The workers have each either finished college or are about to do so with some kind of environmental concentration. They love being outdoors, and when the recession made undesirable 9-to-5 oﬃce jobs even harder to obtain, they signed on to live in the GW&JN Forests for six months doing trail work and gaining conservation experience.
Arnold said a large part of their jobs is to obliterate false trails that have formed when past hikers have wandered off the path and inspired others to follow. They cover them with leaves and fallen branches found nearby.
“The area’s a sanctuary for the ecology. We’re concentrating the use to this one trail,” said Arnold, explaining they want to prevent and discourage hikers from wandering off and disturbing nearby ﬂora and fauna. “When that starts to happen, you’re impacting this kind of sanctuary more than intended.”
Each fallen tree they encounter is a careful challenge. Because the trail is in a wilderness area, gas-powered machines such as chain saws aren’t permitted for maintenance work. The SCA workers instead use a variety of saws, including a five-foot-long cross-cut saw that requires two people and hours of practice to operate.
“The cross-cutting is really intricate and very involved,” said Liebe, adding they have to assess the size and position of the log and the safest way to clear a path through it. “A lot of thought goes into each log you cut.”
Foreman said the SCA crew works from 7 a.m. to 5 p.m. rain or shine in six-day hitches, clearing about a mile of trail at a time. They live in an encampment and carry heavy equipment to the job site each day.
At the end of each hitch, they have four days off, where they sleep on the ﬂoor in an unfurnished SCA apartment in Verona. They receive a living stipend of $160 per week, plus a $3,250 AmeriCorps Education Award at the end of their service.
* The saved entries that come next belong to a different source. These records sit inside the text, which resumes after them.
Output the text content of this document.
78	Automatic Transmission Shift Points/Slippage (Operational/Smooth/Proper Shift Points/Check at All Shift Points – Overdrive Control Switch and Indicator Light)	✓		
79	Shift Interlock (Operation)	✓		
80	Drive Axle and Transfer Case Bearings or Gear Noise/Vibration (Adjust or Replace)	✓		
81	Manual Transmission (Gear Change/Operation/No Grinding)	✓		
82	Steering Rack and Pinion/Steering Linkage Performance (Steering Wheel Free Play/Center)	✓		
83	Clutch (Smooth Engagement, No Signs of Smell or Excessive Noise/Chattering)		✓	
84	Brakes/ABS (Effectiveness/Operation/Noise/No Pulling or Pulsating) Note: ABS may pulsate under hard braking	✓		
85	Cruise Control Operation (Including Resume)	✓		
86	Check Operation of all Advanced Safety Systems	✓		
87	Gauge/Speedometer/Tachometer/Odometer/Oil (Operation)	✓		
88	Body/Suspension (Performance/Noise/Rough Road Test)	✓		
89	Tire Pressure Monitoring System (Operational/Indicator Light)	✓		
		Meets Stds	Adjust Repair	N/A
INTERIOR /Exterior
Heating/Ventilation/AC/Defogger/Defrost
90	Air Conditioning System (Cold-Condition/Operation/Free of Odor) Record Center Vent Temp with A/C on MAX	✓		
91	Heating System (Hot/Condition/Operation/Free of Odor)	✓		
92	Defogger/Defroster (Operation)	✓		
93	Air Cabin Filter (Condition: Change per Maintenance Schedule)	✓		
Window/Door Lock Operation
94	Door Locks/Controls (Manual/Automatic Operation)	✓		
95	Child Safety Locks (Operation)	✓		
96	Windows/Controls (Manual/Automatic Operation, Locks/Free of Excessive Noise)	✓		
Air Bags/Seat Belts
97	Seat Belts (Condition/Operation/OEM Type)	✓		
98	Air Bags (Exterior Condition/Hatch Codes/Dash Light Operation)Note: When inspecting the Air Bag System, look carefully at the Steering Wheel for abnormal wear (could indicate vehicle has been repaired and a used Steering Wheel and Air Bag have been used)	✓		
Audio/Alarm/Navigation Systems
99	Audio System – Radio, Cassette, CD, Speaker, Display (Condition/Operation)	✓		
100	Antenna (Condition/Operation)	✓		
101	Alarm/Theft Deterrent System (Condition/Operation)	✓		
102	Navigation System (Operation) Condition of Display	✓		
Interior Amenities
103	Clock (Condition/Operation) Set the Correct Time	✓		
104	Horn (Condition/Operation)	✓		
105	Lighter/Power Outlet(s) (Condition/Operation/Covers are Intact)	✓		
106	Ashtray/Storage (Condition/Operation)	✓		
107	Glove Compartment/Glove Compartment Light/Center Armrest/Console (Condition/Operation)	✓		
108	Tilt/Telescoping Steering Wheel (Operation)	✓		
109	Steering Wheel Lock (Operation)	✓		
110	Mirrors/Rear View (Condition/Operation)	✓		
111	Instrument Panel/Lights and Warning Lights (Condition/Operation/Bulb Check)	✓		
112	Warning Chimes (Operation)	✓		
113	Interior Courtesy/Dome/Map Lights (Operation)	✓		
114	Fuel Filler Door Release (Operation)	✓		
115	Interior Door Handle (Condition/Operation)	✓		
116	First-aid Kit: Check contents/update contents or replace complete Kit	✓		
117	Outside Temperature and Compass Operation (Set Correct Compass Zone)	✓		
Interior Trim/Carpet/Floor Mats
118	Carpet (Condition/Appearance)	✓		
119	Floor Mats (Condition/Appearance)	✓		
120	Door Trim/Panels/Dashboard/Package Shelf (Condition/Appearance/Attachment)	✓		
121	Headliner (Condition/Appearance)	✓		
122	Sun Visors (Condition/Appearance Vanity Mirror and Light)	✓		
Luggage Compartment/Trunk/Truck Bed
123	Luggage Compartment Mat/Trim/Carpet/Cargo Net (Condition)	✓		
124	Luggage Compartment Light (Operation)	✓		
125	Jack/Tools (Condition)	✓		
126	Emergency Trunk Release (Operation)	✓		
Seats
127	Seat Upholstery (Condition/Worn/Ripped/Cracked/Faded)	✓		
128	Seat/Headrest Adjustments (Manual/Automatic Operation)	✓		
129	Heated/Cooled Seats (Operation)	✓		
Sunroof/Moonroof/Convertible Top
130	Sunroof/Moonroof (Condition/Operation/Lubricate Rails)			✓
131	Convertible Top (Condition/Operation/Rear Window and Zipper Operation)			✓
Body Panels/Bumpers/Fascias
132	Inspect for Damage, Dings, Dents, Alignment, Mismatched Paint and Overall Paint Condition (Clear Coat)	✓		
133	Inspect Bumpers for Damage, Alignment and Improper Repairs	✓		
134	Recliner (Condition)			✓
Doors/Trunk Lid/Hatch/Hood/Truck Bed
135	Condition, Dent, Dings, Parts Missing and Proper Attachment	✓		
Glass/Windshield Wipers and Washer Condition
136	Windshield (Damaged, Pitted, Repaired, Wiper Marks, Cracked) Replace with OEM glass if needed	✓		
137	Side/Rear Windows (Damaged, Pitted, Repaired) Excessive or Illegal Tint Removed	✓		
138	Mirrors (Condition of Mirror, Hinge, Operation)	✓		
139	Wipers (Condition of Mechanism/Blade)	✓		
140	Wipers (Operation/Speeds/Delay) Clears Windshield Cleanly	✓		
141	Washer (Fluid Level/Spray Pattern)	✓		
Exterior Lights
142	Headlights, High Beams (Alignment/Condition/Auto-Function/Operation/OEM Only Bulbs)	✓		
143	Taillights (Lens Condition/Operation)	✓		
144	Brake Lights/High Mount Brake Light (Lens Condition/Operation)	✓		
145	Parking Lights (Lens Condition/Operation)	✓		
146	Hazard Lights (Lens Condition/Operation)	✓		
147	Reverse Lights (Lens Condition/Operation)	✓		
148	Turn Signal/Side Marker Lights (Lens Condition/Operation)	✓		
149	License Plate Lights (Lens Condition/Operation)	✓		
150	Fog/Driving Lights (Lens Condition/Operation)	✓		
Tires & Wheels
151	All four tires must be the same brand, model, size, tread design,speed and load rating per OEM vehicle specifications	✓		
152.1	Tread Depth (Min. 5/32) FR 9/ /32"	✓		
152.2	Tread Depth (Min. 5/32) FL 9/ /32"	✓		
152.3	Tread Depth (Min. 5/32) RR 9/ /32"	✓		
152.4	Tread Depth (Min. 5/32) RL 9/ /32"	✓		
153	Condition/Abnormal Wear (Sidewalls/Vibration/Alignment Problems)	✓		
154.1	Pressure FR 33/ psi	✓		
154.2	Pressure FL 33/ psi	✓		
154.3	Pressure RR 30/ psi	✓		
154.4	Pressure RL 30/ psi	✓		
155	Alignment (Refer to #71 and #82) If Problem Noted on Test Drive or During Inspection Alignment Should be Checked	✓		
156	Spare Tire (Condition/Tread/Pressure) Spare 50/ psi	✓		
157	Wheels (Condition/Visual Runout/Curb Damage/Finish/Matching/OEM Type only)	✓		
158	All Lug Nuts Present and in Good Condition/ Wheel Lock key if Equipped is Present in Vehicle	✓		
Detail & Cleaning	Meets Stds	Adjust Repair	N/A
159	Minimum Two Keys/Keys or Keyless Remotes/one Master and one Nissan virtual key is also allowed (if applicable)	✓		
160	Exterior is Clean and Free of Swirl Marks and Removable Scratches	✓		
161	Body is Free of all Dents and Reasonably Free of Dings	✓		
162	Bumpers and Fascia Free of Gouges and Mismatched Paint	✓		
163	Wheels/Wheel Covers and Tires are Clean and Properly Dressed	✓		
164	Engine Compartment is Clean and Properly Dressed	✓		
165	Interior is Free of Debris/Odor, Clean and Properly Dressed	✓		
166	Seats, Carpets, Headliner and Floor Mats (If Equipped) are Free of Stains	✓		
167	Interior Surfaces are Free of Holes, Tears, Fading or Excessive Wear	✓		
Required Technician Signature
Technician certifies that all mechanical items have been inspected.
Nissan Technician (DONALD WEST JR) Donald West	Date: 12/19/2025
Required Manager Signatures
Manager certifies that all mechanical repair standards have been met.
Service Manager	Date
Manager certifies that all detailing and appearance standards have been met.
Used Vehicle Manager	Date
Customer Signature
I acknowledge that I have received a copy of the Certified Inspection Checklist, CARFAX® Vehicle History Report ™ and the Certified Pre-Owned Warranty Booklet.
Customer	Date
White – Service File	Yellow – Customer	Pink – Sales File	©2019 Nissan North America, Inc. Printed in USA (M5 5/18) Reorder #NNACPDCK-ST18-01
The workers said they’re learning a variety of outdoor skills, such as packing eﬃciently and setting up camp. Liebe said they’re learning important life lessons as well.
“Learning how to be part of a team and working effectively, it’s an underrated skill,” he said.
Burge said the team works well together and he’s grateful for each member’s contribution. He hopes it will help them in their subsequent job searches.
“Hiring’s tough right now, but this will definitely help them out,” Burge said about looking for both government and private-sector conservation jobs.